The above was finally followed;
"A final report has now been released following the feasibility study funded by 6 of the 7 CCG's who commission the service. The feasibility study concluded that cost neutral service change could be delivered to address the significant and longstanding inequalities of care, especially relating to the severely affected. If implemented the service change would form the foundation for developing a biomedical service which is more in line with that delivered to people with other neurological conditions such as MS, and also with links to ME research projects."
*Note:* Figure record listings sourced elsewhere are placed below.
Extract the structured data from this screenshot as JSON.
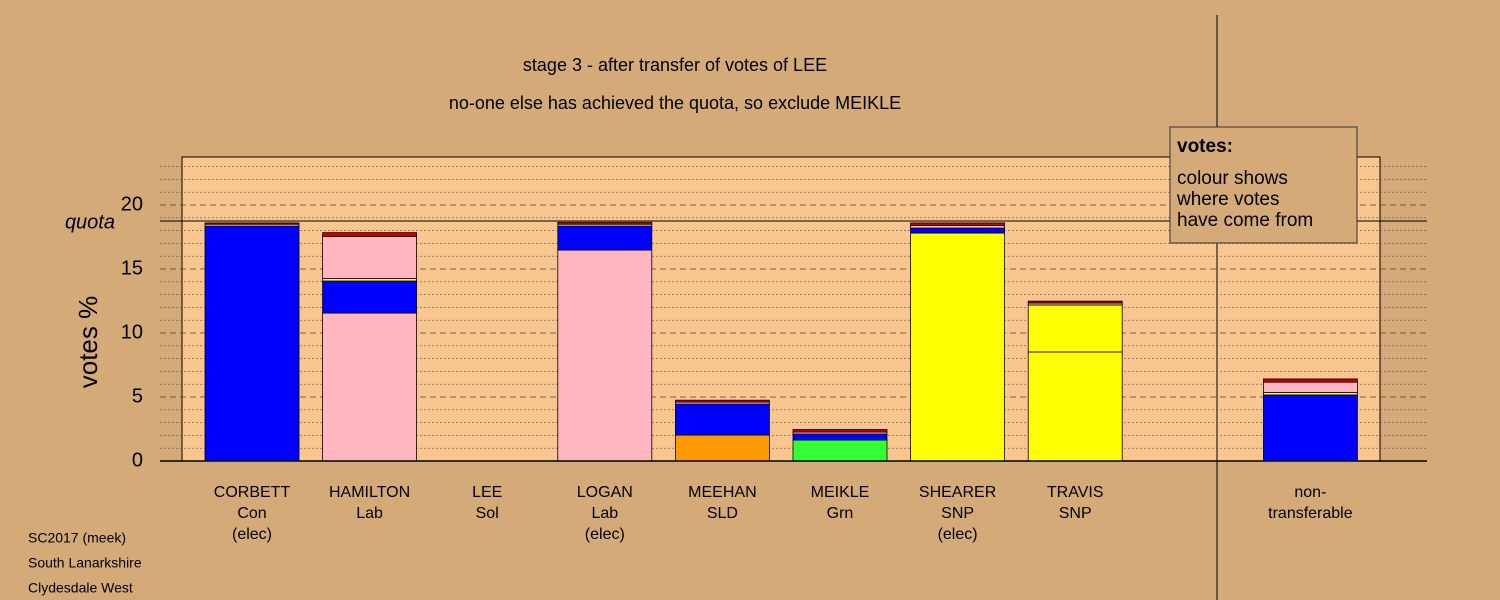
{
  "chart_data": {
    "type": "stacked-bar",
    "title": "stage 3 - after transfer of votes of LEE",
    "subtitle": "no-one else has achieved the quota, so exclude MEIKLE",
    "y_label": "votes %",
    "ylim": [
      0,
      23.75
    ],
    "yticks": [
      0,
      5,
      10,
      15,
      20
    ],
    "yminor": [
      1,
      2,
      3,
      4,
      6,
      7,
      8,
      9,
      11,
      12,
      13,
      14,
      16,
      17,
      18,
      19,
      21,
      22,
      23
    ],
    "quota": 18.75,
    "quota_label": "quota",
    "legend": {
      "title": "votes:",
      "lines": [
        "colour shows",
        "where votes",
        "have come from"
      ]
    },
    "categories": [
      [
        "CORBETT",
        "Con",
        "(elec)"
      ],
      [
        "HAMILTON",
        "Lab"
      ],
      [
        "LEE",
        "Sol"
      ],
      [
        "LOGAN",
        "Lab",
        "(elec)"
      ],
      [
        "MEEHAN",
        "SLD"
      ],
      [
        "MEIKLE",
        "Grn"
      ],
      [
        "SHEARER",
        "SNP",
        "(elec)"
      ],
      [
        "TRAVIS",
        "SNP"
      ],
      [
        "non-",
        "transferable"
      ]
    ],
    "segments": [
      [
        {
          "color": "#0000ff",
          "value": 18.35
        },
        {
          "color": "#ffb6c1",
          "value": 0.15
        },
        {
          "color": "#cc0000",
          "value": 0.1
        }
      ],
      [
        {
          "color": "#ffb6c1",
          "value": 11.56
        },
        {
          "color": "#0000ff",
          "value": 2.5
        },
        {
          "color": "#ffff00",
          "value": 0.2
        },
        {
          "color": "#ffb6c1",
          "value": 3.28
        },
        {
          "color": "#cc0000",
          "value": 0.3
        }
      ],
      [],
      [
        {
          "color": "#ffb6c1",
          "value": 16.48
        },
        {
          "color": "#0000ff",
          "value": 1.87
        },
        {
          "color": "#ffb6c1",
          "value": 0.15
        },
        {
          "color": "#cc0000",
          "value": 0.15
        }
      ],
      [
        {
          "color": "#ff9900",
          "value": 2.03
        },
        {
          "color": "#0000ff",
          "value": 2.42
        },
        {
          "color": "#ffb6c1",
          "value": 0.15
        },
        {
          "color": "#cc0000",
          "value": 0.15
        }
      ],
      [
        {
          "color": "#33ff33",
          "value": 1.64
        },
        {
          "color": "#0000ff",
          "value": 0.47
        },
        {
          "color": "#ffb6c1",
          "value": 0.15
        },
        {
          "color": "#cc0000",
          "value": 0.2
        }
      ],
      [
        {
          "color": "#ffff00",
          "value": 17.81
        },
        {
          "color": "#0000ff",
          "value": 0.39
        },
        {
          "color": "#ffb6c1",
          "value": 0.2
        },
        {
          "color": "#cc0000",
          "value": 0.2
        }
      ],
      [
        {
          "color": "#ffff00",
          "value": 8.52
        },
        {
          "color": "#ffff00",
          "value": 3.67
        },
        {
          "color": "#ffb6c1",
          "value": 0.15
        },
        {
          "color": "#cc0000",
          "value": 0.15
        }
      ],
      [
        {
          "color": "#0000ff",
          "value": 5.16
        },
        {
          "color": "#ffff00",
          "value": 0.2
        },
        {
          "color": "#ffb6c1",
          "value": 0.8
        },
        {
          "color": "#cc0000",
          "value": 0.25
        }
      ]
    ],
    "footnotes": [
      "SC2017 (meek)",
      "South Lanarkshire",
      "Clydesdale West"
    ]
  }
}
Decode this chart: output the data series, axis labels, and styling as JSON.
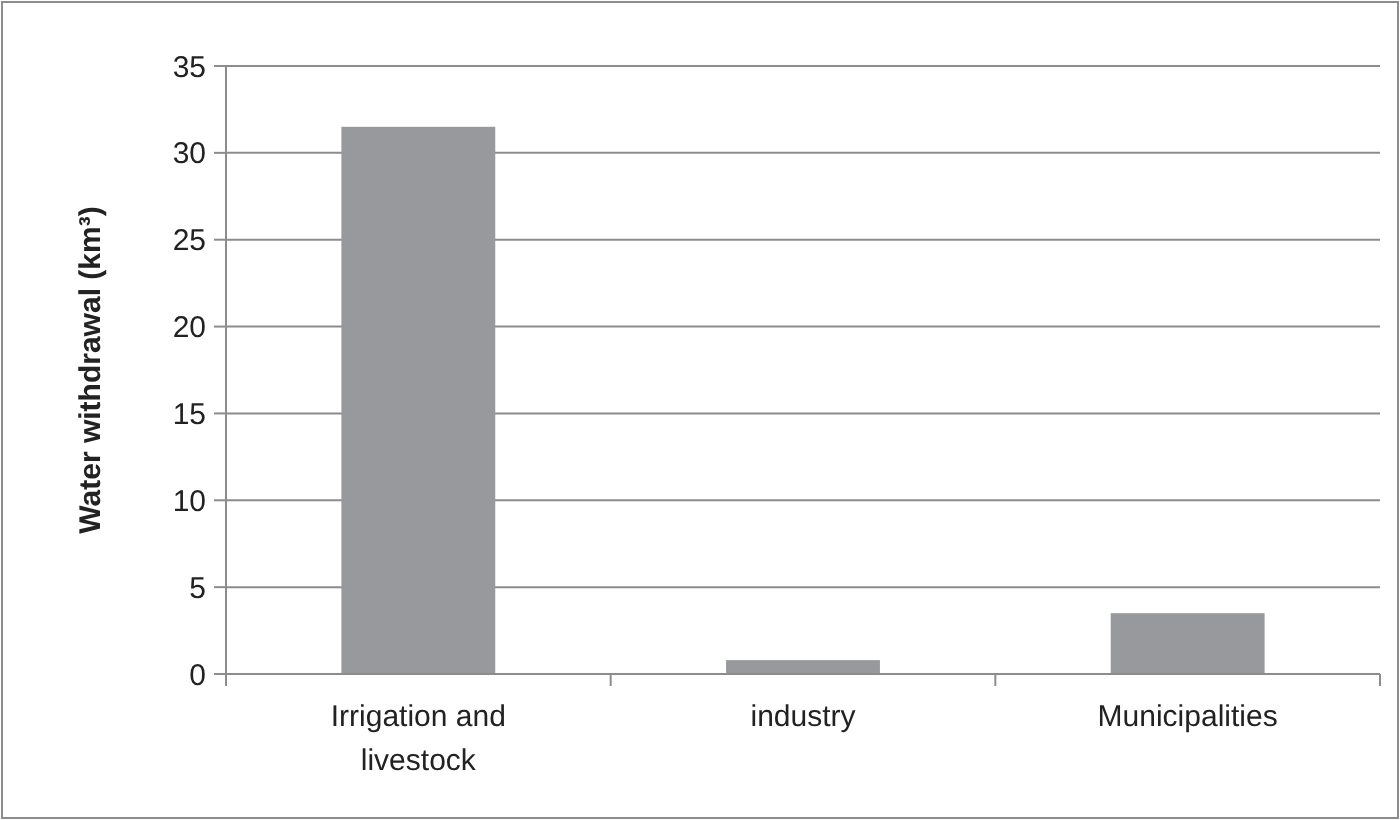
{
  "chart_data": {
    "type": "bar",
    "ylabel": "Water withdrawal (km³)",
    "categories": [
      "Irrigation and livestock",
      "industry",
      "Municipalities"
    ],
    "values": [
      31.5,
      0.8,
      3.5
    ],
    "color": "#98999c",
    "ylim": [
      0,
      35
    ],
    "yticks": [
      0,
      5,
      10,
      15,
      20,
      25,
      30,
      35
    ],
    "grid": "y"
  }
}
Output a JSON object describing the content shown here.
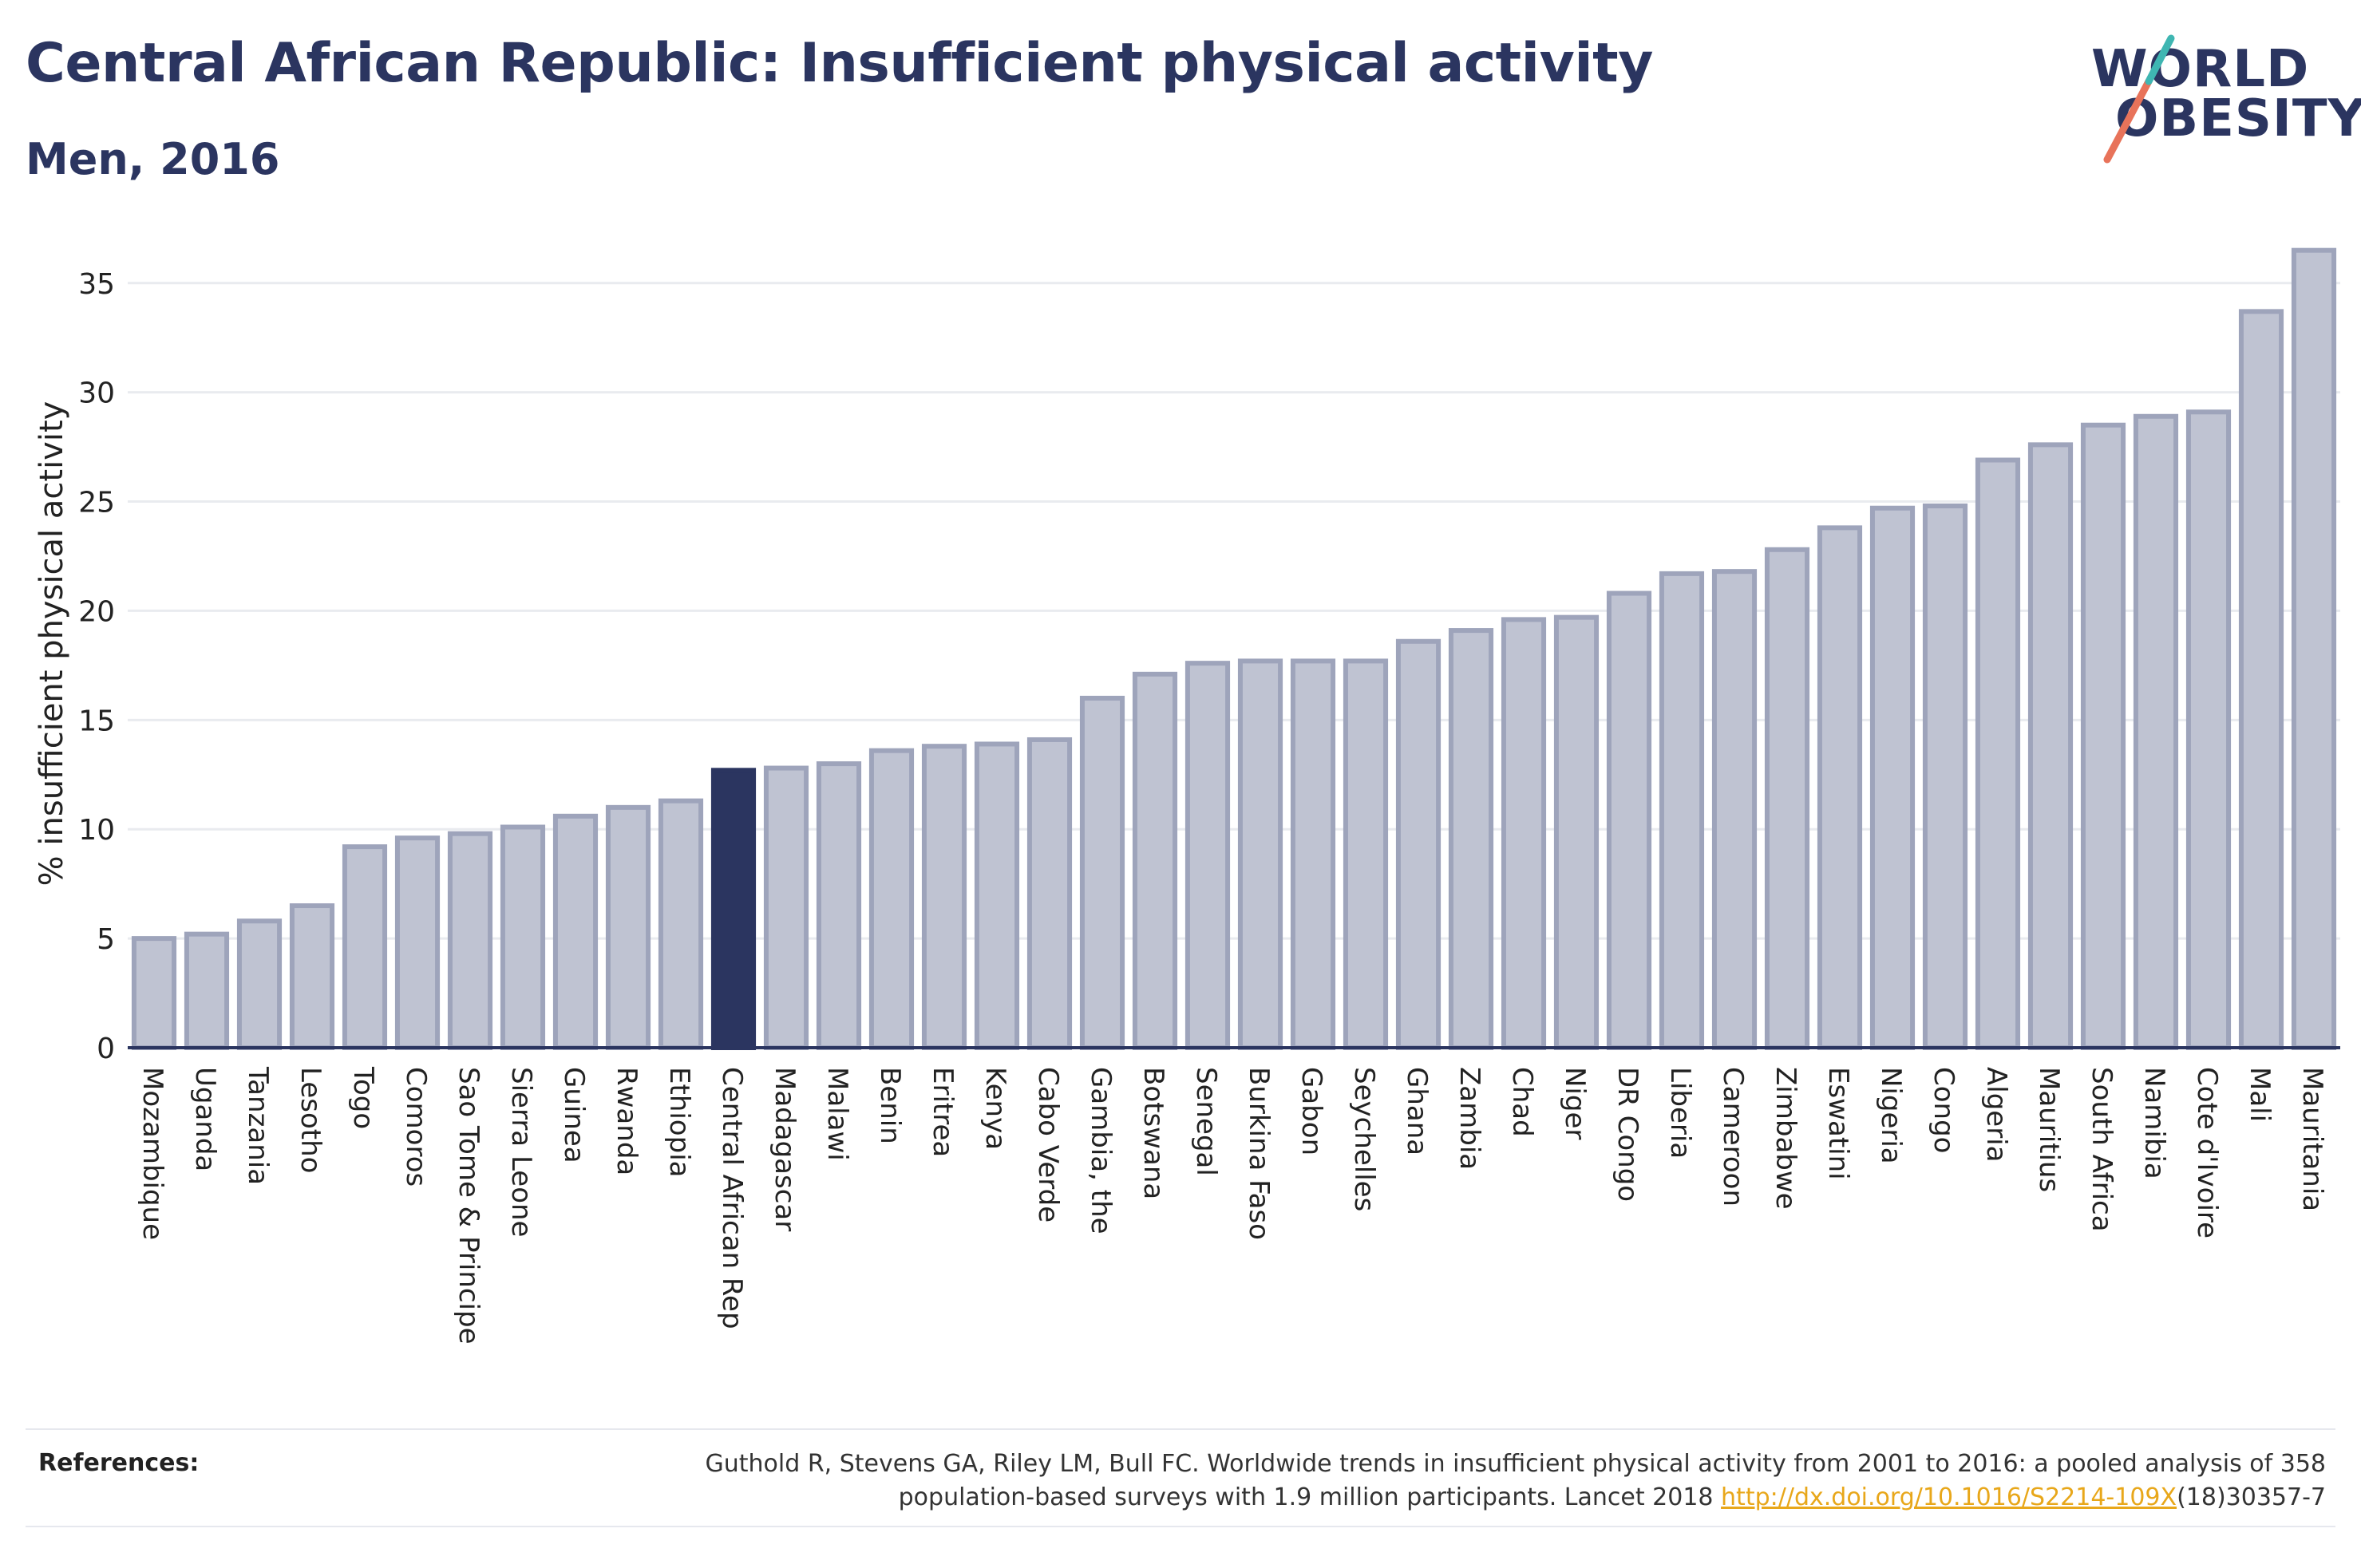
{
  "header": {
    "title": "Central African Republic: Insufficient physical activity",
    "subtitle": "Men, 2016"
  },
  "logo": {
    "line1": "WORLD",
    "line2": "OBESITY",
    "slash_colors": [
      "#e8735a",
      "#3fb6b2"
    ]
  },
  "colors": {
    "bar_fill": "#bfc3d2",
    "bar_stroke": "#9ea4bb",
    "highlight": "#2b3560",
    "grid": "#e9ebef",
    "axis": "#2b3560",
    "text": "#222222",
    "link": "#e8a71a"
  },
  "chart_data": {
    "type": "bar",
    "title": "Central African Republic: Insufficient physical activity",
    "subtitle": "Men, 2016",
    "xlabel": "",
    "ylabel": "% insufficient physical activity",
    "ylim": [
      0,
      37
    ],
    "yticks": [
      0,
      5,
      10,
      15,
      20,
      25,
      30,
      35
    ],
    "grid": true,
    "highlight_category": "Central African Rep",
    "categories": [
      "Mozambique",
      "Uganda",
      "Tanzania",
      "Lesotho",
      "Togo",
      "Comoros",
      "Sao Tome & Principe",
      "Sierra Leone",
      "Guinea",
      "Rwanda",
      "Ethiopia",
      "Central African Rep",
      "Madagascar",
      "Malawi",
      "Benin",
      "Eritrea",
      "Kenya",
      "Cabo Verde",
      "Gambia, the",
      "Botswana",
      "Senegal",
      "Burkina Faso",
      "Gabon",
      "Seychelles",
      "Ghana",
      "Zambia",
      "Chad",
      "Niger",
      "DR Congo",
      "Liberia",
      "Cameroon",
      "Zimbabwe",
      "Eswatini",
      "Nigeria",
      "Congo",
      "Algeria",
      "Mauritius",
      "South Africa",
      "Namibia",
      "Cote d'Ivoire",
      "Mali",
      "Mauritania"
    ],
    "values": [
      5.0,
      5.2,
      5.8,
      6.5,
      9.2,
      9.6,
      9.8,
      10.1,
      10.6,
      11.0,
      11.3,
      12.7,
      12.8,
      13.0,
      13.6,
      13.8,
      13.9,
      14.1,
      16.0,
      17.1,
      17.6,
      17.7,
      17.7,
      17.7,
      18.6,
      19.1,
      19.6,
      19.7,
      20.8,
      21.7,
      21.8,
      22.8,
      23.8,
      24.7,
      24.8,
      26.9,
      27.6,
      28.5,
      28.9,
      29.1,
      33.7,
      36.5
    ]
  },
  "references": {
    "label": "References:",
    "text_line1": "Guthold R, Stevens GA, Riley LM, Bull FC. Worldwide trends in insufficient physical activity from 2001 to 2016: a pooled analysis of 358",
    "text_line2_pre": "population-based surveys with 1.9 million participants. Lancet 2018 ",
    "link_text": "http://dx.doi.org/10.1016/S2214-109X",
    "text_line2_post": "(18)30357-7"
  }
}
It was released publicly and placed as an appendix to the Joint Health Overview and Scrutiny Meeting and can be read here,
Meeting of the Joint Health Overview and Scrutiny Committee (HOSC) 4 April 2017 - Meeting Documents


"A physician led ME Service in every area with specific responsibilities to develop and maintain biomedical knowledge would be able to overcome roadblocks to potentially beneficial off label use of existing medications as appropriate for each patient individually. Melatonin for example which CCGs seem to have some issue with and GPs aren’t able to prescribe in many areas. Albeit the physicians would be a sort of super GP for ME patients they would be able to do testing eg for POTs."

Totally agree with above and what Jonathan has stated about need for physician led Services.

There is a cultural benefit to patients from being under a specialist service. I felt my employer and family started to take ME more seriously when I said I had been referred to hospital clinic. Also when I went to see a specialist privately.

............Still feeling shell shocked from Friday... and I don't have ME! NICE organisation and process is questionable. Email invites disappearing; barring of local groups after accepting them as stakeholders, then allowing other "local groups". Changing the time allowed for the meeting, originally 3 hours to 2 hours on the day- far too rushed and we did not complete a full discussion. As for the issue of paperwork so late... ahhhhhh.
 
We raised this specifically. I wanted an assurance that evidence gathering would not just be done by the 'techies' and the conclusions passed on to the committee. The NICE co-ordinator was clearly ready for the question and said that it had been agreed that a much more proactive interaction between technical and committee staff was going to be needed and yes, they are aware of the critical publications. My understanding is that the chairman has already looked at the JHP volume papers.

The horse will be taken to water, I think we can be assured. The question is whether it will drink.

That was my impression too. I am feeling cautiously optimistic. They seemed well informed, so I can only assume the campaigning and controversy have had the desired effect. I think they want to limit future furore, and this guideline is crucial in winning back some popular support.